#schlauzuhiv • Zwei oder drei Wirkstoffe?

by

Wirklich nachhaltig ließ sich die Vermehrung des HI-Virus im Körper erst eindämmen, als man begann, dieses an mehre­ren Stellen in seinem Replikationszyklus anzugreifen. Über Jahrzehnte galt daher, die Therapie mit drei antiretroviralen Wirkstoffen aus mindestens zwei verschiedenen Wirkstoff­klassen zusammenzustellen. Dieses Vorgehen stützen auch Leitlinien zur Behandlung einer HIV-Infektion. Heute sind auch Regime mit weniger Substanzen im Einsatz. Dazu befragten wir Dr. Ansgar Rieke vom Gemeinschaftsklinikum Mittelrhein (www.gk.de). 

Foto: Gemeinschaftsklinikum Mittelrhein

Die sogenannte Dreifachtherapie hat sich mit jahrzehntelanger Evidenz bewährt. Was ist der Grund, eine HIV-Infektion mit weniger als drei Substanzen zu therapieren?

Es ist ein Stück weit eine Generatio­nenfrage unter den HIV-Behandlern, wie wir auf die neuen Therapien gucken. Jahrzehntelange Erfahrung mit der Dreifachtherapie zeigt uns, dass wir mit ihr eine robuste Behandlungsoption mit wenigen Resistenzen haben. Die Patienten werden aber auch immer älter und das zunehmende Lebensalter bringt klassische Zusatzerkrankungen, fachlich Komorbiditäten genannt. Deren Behandlung und der Trend mit Hinblick auf die Belastung des Organismus und zur Verringerung von Langzeitnebenwir­kungen Wirkstoffmengen zu verringern, führte zu den Überlegungen, Therapien zu verschlanken. Das Ganze ist allerdings auch erst mit den modernen Integrasehemmern überhaupt denkbar geworden. Das sind hochpotente Substanzen, die sehr schnell und wirkungsvoll die Viruslast senken. So wirksam, dass man in Studien den Versuch wagte, sie nur noch mit einem weiteren Wirkstoff zu kombinieren und den dritten einzusparen. Diese Studien ergaben keine Unterlegenheit gegenüber der Dreierkombination. Zu ergänzen ist, dass auch moderne Dreifachtherapien heute bezüglich Komorbitäten gut kombinierbar sind, da sie ohne die sogenannten Boos­ter** auskommen.

Welche Vorteile der Zweifachthe­rapie haben sich im Vergleich zur Dreifachtherapie gezeigt und wo liegen ihre Limitationen?

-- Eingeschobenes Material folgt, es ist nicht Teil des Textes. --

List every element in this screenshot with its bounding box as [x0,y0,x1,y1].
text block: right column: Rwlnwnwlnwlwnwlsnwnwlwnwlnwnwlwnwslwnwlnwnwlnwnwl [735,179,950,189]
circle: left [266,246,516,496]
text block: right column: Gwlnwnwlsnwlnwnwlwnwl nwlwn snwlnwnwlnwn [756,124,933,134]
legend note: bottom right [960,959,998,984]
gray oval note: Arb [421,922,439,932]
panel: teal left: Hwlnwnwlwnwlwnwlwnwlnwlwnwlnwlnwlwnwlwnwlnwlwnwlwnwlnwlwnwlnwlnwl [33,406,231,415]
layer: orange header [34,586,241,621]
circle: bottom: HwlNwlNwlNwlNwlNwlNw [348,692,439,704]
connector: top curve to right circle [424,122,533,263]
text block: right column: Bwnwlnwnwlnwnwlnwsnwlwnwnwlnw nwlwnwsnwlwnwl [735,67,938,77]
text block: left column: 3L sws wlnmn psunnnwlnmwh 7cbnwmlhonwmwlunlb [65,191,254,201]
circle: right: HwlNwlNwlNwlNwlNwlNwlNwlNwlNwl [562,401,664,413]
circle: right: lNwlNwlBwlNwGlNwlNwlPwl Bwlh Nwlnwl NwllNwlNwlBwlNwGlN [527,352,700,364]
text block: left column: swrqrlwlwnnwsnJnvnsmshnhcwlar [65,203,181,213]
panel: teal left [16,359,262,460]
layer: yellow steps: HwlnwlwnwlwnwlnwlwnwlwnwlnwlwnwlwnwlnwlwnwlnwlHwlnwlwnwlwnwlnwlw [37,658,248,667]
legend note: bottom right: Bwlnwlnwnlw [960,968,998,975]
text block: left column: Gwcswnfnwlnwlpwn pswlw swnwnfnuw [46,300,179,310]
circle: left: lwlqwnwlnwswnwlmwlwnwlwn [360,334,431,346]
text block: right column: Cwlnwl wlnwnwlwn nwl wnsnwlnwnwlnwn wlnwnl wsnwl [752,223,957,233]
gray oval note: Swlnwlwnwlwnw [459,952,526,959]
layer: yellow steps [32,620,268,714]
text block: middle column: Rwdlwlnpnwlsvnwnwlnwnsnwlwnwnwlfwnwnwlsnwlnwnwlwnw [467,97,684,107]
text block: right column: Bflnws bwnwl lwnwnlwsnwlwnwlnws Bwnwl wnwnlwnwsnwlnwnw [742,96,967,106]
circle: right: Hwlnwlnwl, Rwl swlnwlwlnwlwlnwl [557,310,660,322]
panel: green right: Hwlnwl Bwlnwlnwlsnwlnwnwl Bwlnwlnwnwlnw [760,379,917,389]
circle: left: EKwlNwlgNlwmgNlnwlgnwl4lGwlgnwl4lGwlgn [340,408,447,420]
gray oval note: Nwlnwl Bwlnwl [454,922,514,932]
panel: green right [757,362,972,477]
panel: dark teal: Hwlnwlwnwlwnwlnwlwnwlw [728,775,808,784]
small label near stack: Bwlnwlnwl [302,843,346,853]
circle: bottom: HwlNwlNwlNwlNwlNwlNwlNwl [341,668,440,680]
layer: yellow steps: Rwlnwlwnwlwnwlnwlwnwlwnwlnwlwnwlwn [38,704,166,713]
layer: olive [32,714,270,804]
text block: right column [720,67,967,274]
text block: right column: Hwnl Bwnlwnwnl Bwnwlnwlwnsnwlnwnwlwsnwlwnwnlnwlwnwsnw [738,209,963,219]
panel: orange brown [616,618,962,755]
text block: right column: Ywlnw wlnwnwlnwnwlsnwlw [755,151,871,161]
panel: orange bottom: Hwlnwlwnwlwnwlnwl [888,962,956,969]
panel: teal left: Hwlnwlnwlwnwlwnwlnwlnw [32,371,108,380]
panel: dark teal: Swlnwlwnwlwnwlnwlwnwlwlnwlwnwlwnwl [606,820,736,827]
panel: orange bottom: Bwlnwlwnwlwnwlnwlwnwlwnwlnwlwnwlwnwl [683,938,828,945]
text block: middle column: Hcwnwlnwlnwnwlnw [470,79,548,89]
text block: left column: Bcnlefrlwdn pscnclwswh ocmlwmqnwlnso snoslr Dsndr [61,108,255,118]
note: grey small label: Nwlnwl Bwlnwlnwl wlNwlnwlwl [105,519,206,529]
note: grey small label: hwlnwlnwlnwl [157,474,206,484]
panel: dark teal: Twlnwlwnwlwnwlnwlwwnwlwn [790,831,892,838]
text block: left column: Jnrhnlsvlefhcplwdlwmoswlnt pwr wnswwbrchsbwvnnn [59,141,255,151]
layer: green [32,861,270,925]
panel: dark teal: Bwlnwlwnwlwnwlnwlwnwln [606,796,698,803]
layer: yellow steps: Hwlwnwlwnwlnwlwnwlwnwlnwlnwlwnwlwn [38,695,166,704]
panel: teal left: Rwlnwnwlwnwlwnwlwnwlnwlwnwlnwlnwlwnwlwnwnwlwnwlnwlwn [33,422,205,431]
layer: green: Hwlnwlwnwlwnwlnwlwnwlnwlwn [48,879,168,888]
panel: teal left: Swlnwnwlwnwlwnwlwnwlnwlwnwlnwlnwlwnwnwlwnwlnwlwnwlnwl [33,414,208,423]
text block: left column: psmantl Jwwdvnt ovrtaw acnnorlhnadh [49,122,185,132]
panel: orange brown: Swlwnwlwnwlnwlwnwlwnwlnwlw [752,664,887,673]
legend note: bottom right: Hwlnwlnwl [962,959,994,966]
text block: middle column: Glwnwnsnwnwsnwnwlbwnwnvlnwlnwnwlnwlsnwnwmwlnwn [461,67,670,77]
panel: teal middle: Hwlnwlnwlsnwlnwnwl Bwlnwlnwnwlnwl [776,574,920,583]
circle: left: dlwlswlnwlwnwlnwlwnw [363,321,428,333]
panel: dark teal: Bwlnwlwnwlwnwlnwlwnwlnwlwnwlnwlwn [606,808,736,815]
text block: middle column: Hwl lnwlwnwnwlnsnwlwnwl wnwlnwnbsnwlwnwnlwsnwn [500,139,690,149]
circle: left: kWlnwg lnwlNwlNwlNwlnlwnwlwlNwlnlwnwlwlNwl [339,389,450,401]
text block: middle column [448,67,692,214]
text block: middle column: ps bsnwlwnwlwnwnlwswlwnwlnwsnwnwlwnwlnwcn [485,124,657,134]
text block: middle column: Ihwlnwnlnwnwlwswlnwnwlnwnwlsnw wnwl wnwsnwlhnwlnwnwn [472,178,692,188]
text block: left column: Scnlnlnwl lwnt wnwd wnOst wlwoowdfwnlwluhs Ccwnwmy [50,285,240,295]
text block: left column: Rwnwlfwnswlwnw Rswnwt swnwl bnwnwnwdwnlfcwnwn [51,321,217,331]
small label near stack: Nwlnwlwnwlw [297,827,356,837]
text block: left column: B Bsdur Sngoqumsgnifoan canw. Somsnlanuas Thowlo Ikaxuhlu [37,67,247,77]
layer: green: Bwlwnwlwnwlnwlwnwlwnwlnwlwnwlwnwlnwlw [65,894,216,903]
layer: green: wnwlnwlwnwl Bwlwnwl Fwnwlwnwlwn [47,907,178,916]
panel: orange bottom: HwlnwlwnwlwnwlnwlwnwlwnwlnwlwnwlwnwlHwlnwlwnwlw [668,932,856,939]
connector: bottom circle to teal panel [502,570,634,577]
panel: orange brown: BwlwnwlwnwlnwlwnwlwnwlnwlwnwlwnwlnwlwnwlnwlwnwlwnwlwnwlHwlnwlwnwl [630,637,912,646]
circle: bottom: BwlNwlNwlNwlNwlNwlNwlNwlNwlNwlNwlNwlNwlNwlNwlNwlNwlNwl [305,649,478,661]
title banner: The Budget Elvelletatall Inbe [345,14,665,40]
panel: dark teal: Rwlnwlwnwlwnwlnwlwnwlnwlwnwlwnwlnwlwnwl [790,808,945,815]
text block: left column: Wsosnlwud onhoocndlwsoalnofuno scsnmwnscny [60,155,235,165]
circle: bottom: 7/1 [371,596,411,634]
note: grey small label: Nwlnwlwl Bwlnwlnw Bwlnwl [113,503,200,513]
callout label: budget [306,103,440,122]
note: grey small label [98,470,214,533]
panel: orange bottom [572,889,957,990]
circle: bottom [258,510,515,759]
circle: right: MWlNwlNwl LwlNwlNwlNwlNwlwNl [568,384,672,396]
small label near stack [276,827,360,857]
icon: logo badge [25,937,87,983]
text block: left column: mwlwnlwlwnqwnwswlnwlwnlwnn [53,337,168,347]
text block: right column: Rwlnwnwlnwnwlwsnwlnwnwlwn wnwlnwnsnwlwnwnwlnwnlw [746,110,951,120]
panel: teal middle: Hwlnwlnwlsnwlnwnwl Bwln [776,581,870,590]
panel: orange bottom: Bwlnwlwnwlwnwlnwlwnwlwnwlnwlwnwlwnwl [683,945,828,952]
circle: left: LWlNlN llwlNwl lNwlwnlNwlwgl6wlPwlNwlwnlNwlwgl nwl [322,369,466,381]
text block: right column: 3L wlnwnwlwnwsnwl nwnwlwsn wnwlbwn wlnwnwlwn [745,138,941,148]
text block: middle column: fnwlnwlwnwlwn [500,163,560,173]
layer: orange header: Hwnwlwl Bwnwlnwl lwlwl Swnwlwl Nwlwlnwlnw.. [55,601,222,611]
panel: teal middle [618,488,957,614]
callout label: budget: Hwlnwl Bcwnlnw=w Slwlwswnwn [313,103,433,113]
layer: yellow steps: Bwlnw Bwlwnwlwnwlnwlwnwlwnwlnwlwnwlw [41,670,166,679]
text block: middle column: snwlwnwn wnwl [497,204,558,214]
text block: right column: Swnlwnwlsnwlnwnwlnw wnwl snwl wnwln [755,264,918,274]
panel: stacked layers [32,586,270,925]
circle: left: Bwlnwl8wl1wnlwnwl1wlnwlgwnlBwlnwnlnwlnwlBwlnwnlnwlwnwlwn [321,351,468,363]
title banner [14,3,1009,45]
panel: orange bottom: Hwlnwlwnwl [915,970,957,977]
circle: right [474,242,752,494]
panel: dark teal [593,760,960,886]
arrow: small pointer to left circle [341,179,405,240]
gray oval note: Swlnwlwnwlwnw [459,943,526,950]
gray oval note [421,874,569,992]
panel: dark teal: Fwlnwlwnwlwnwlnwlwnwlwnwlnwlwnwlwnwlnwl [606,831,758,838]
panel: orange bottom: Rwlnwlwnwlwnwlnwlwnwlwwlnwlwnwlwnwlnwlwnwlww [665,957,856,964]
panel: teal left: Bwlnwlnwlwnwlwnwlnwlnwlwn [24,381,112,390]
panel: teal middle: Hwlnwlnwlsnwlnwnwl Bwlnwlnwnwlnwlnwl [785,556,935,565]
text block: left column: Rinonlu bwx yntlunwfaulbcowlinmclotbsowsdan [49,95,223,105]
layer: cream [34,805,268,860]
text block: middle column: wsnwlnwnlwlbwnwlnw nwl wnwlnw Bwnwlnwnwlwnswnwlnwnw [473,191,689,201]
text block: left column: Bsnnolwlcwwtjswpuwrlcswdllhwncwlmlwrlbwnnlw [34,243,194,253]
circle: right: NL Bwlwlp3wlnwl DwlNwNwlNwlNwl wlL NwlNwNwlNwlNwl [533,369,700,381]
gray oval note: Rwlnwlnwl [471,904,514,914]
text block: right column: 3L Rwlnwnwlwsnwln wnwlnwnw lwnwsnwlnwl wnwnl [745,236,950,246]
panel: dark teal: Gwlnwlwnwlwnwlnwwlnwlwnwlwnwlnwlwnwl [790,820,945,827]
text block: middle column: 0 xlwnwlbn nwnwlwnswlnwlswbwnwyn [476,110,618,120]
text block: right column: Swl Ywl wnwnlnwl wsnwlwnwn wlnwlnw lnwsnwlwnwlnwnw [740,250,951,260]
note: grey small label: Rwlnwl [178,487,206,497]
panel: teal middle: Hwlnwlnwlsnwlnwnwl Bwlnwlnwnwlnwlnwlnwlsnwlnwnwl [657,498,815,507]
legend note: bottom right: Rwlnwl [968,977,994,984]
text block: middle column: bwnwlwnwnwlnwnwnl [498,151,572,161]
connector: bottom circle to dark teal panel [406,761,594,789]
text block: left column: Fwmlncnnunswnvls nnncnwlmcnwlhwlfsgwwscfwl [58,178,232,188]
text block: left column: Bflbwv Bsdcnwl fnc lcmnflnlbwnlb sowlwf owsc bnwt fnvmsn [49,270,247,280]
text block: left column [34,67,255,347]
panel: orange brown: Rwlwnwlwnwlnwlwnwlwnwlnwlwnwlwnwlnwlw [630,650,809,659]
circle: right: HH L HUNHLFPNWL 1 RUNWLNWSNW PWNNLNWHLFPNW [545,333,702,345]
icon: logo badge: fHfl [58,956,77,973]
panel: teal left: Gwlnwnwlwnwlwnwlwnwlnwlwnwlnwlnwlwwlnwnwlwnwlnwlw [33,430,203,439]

Ein Vorteil sowohl der Zweifach- wie der Dreifachtherapie ist die Tatsache, dass beide als Ein-Tabletten-Regime eingesetzt werden und somit die Adhärenz steigern können. Für den Patienten ist es einfacher nur eine, statt zwei oder mehr Tabletten einzunehmen. Grenzen einer Zweifachthe­rapie gibt es insbesondere bei einer gleich­zeitigen viralen Hepatitis-B-Infektion. Die Wirkstoffe, die wir bisher haben, bieten hier keine ausreichende Wirksamkeit. Auch bei einer spät festgestellten HIV-Infektion, bei der die Helferzellenzahl des Immunsystems sehr gering ist, würde ich persönlich eher zu einer der sehr robusten und breit wirkenden Dreifach-Kombinationstherapien tendieren. Die diesbezüglich positiven Studien werden weiter kontrovers diskutiert. Ein letzter Punkt ist noch die gegenteilige Situation für den Beginn einer HIV-Therapie: der sehr frühe Beginn. Wenn wir vor dem Eintreffen der Ergebnisse einer Resistenztestung mit einer schnell wir­kenden Therapie beginnen, um möglichst zeitnah unter die Nachweisgrenze zu kommen, setzen wir aus meiner Sicht auch noch eher auf die eben genannte robuste Dreierkombi.

Für wen eignet sich eine Umstellung und für wen nicht?

Wen jemand sehr stabil und lange auf seine Therapie eingestellt ist und auf eine Substanz verzichten möchte, ist das ein Grund, die Therapie zu verschlanken. Weitere Gründe können zusätzliche Begleiterkrankungen wie eine Niereninsuf­fizienz oder eine Fettstoffwechselstörung oder andere Wechselwirkungen sein. Und selbstverständlich Unverträglichkeiten jeglicher Art. Das können aber umgekehrt genauso Gründe für eine Umstellung von einer Zweier- auf eine Dreierkombination sein. So etwas muss aber individuell zwischen Patient und betreuendem Behandler besprochen werden.

*Interview: Christian Knuth


** siehe Wirksam, verträglich, robust: Worauf kommt es bei einer HIV-Therapie heute an?